大人の恋愛~背徳の行方~
翌朝、梨桜の看病のお陰か、螢の熱は下がり、顔色も良くなっていた。

「う・・・うん・・・・・」

「螢・・・・螢・・・・・」

「う・うん・・・梨桜!?」

「そうよ。大丈夫?躰、辛くない?」

「うん・・・・大丈夫・・・・・」

「そう・・・良かった。

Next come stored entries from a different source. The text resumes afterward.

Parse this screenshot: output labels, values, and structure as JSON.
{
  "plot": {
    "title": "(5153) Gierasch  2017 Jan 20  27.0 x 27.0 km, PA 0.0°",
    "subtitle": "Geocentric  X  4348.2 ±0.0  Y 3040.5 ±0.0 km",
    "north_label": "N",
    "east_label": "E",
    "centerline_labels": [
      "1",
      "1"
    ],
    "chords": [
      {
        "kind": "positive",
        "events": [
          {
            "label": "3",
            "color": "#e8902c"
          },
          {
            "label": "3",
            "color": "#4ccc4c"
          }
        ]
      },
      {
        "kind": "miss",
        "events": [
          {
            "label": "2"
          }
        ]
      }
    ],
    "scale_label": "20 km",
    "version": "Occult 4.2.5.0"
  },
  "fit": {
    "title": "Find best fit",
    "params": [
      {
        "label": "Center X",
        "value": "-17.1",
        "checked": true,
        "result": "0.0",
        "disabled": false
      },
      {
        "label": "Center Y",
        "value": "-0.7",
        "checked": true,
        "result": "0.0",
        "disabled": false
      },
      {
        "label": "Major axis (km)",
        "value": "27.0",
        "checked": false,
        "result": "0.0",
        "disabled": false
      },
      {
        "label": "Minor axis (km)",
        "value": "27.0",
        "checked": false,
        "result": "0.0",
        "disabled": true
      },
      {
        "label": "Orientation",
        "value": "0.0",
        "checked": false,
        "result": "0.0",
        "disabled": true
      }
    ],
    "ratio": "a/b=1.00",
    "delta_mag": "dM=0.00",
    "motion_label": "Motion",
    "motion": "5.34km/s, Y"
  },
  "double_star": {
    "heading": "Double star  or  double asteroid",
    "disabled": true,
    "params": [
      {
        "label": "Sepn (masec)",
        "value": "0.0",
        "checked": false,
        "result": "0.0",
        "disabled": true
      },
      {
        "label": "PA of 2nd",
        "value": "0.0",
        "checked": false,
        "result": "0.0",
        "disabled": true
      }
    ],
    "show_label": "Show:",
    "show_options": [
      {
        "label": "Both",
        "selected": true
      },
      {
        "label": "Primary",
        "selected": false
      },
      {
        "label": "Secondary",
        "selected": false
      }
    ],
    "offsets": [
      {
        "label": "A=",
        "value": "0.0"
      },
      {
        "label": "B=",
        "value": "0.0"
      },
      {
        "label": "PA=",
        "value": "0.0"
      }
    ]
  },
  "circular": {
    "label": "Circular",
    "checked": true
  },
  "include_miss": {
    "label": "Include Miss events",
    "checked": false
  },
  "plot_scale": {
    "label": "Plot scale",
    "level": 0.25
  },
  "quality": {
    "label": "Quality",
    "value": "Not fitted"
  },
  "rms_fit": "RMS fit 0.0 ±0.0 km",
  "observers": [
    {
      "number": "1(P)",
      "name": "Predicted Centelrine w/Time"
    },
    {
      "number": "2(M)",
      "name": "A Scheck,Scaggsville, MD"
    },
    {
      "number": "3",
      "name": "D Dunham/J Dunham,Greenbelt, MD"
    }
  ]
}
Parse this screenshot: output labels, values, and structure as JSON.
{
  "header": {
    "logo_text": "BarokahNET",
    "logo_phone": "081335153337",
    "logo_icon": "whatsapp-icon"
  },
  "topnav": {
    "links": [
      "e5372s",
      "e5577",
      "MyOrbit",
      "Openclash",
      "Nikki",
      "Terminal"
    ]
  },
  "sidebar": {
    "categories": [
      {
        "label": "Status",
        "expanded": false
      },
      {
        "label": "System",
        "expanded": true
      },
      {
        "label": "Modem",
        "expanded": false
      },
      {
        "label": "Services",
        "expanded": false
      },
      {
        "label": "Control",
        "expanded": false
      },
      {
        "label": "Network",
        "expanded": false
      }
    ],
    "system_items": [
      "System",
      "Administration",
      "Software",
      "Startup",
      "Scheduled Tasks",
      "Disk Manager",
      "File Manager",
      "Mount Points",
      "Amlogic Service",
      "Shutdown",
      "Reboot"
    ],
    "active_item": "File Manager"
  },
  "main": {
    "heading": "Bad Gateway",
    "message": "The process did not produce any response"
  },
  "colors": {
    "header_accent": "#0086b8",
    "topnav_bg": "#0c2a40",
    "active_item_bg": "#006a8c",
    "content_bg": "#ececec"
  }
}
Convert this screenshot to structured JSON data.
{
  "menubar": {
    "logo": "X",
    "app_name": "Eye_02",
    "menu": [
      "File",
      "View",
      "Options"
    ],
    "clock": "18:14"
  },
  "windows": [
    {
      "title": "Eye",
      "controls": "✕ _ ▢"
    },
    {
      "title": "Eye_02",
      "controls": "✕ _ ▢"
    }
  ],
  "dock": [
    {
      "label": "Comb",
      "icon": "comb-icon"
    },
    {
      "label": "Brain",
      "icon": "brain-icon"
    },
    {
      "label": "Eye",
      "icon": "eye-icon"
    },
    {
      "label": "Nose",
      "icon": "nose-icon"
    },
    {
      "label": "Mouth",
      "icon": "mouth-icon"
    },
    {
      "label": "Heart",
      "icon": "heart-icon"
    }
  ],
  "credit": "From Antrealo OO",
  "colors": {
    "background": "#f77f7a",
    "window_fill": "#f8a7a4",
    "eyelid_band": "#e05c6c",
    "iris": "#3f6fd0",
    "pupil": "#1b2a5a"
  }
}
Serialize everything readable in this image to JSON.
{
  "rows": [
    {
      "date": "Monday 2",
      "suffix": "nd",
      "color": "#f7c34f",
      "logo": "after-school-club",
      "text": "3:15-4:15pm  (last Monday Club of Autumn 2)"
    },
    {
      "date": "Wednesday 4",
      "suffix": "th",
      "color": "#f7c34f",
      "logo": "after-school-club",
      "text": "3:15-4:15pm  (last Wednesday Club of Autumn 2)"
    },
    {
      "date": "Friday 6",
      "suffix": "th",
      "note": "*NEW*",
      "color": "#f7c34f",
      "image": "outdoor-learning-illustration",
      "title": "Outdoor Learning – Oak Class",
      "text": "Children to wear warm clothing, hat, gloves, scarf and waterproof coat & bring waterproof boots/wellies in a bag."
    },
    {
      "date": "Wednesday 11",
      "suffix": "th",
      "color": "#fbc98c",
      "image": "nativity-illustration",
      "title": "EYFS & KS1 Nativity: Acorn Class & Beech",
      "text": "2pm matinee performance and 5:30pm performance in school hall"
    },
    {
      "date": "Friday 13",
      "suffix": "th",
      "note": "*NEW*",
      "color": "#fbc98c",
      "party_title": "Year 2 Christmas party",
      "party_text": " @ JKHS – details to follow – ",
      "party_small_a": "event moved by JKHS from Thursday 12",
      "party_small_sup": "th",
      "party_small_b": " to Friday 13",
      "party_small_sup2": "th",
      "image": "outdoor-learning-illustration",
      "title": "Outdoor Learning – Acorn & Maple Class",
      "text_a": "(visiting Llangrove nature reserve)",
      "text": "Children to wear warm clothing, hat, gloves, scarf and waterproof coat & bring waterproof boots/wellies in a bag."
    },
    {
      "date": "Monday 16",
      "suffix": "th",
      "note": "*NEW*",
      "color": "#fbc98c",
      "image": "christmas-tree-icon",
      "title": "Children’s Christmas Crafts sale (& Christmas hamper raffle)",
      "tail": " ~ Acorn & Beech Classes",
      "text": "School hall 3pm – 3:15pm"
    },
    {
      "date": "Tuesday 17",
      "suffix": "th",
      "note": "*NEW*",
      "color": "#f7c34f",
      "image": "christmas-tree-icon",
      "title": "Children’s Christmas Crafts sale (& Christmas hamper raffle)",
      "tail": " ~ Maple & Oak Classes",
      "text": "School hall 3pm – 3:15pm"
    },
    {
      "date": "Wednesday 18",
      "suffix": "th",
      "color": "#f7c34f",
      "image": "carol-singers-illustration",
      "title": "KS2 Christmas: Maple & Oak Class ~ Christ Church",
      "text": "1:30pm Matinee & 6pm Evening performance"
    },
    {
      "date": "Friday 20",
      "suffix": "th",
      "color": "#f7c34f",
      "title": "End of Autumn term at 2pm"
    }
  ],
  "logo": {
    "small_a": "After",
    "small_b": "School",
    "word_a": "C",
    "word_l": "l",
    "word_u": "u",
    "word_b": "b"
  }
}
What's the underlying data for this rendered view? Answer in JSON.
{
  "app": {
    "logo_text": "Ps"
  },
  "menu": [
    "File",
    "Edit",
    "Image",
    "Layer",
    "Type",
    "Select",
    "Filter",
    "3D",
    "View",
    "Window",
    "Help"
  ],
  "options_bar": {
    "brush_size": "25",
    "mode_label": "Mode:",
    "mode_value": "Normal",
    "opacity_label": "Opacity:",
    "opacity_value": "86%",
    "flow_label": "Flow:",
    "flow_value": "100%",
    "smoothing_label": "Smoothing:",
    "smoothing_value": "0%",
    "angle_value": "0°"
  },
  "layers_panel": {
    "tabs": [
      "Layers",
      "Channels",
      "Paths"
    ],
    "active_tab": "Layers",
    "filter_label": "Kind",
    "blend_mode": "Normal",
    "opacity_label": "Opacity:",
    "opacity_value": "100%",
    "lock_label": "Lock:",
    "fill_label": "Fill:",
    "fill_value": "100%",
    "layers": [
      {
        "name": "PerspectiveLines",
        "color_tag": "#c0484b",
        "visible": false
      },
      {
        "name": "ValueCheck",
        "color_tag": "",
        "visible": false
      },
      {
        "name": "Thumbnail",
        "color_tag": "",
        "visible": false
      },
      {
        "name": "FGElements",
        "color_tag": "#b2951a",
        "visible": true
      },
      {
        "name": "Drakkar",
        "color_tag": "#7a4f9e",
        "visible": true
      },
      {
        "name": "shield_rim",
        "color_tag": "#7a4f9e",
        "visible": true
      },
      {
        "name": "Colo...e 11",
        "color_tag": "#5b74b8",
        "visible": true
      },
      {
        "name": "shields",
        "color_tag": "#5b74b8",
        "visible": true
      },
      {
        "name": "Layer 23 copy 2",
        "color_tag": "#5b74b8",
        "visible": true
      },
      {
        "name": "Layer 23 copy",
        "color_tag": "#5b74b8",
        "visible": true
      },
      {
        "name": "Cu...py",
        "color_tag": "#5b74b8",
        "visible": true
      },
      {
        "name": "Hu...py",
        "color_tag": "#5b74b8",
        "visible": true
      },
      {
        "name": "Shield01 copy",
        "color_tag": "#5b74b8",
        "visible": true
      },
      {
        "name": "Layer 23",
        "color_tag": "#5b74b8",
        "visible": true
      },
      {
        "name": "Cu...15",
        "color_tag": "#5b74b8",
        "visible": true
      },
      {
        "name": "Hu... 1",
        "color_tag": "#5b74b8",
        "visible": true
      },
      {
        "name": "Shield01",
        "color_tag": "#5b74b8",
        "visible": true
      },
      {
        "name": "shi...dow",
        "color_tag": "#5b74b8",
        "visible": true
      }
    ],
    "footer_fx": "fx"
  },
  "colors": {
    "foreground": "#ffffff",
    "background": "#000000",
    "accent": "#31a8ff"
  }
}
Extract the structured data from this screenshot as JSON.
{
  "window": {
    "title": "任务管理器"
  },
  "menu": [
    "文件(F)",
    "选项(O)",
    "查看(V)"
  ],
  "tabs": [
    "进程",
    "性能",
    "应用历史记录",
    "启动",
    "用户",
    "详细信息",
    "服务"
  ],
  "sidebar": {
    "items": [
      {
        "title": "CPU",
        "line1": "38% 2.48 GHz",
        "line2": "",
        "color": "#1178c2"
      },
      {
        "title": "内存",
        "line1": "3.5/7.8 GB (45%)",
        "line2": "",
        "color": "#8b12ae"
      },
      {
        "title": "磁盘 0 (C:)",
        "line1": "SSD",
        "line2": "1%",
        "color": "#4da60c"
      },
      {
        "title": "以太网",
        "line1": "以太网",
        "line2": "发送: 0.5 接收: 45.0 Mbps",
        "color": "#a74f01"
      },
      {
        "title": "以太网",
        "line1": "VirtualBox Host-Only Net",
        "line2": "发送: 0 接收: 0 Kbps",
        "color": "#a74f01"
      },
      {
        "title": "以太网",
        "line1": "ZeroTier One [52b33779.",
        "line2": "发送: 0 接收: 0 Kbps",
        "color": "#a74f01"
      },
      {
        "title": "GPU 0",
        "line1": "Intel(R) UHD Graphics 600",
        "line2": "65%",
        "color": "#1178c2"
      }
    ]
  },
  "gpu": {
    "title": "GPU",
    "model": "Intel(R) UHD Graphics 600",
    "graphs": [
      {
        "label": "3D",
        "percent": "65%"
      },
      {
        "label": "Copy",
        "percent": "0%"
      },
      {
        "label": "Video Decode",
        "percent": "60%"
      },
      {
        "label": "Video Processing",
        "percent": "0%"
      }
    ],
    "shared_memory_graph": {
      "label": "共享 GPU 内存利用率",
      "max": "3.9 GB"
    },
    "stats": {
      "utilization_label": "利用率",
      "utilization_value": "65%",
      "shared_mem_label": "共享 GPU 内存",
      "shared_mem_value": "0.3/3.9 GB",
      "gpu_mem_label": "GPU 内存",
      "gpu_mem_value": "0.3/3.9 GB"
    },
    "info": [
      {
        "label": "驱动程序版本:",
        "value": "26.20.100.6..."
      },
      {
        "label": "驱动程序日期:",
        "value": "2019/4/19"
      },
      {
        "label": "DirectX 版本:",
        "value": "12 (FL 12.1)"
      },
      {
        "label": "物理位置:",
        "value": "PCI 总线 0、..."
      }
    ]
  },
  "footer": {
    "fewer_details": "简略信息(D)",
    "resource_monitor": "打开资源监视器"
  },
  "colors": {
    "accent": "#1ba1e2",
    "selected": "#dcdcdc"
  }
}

熱測って!?」

「うん・・・・・」

ピピピッ・・・・36度3分・・・

「うん、大丈夫ね! 良かった」

「梨桜・・・・俺・・・・・・」

「螢、今は、とにかく、汗かいて気持ち悪いでしょ・・・
 シャワーを浴びて来て、ご飯用意しておくから・・・」

「うん・・・浴びてくる・・・」

螢を、お風呂にやると、梨桜は、消化の良いものを作り始めた。

多分あの様子だと、暫くご飯もまともに食べていなかったと考えられる・・

野菜スープに、卵粥・・・朝食は、そんな感じにして、また様子を見て、
食べさせようと、梨桜は考えていた・・・・。

「しかし・・・はぁー・・・・」ため息が出る、梨桜だった・・・・。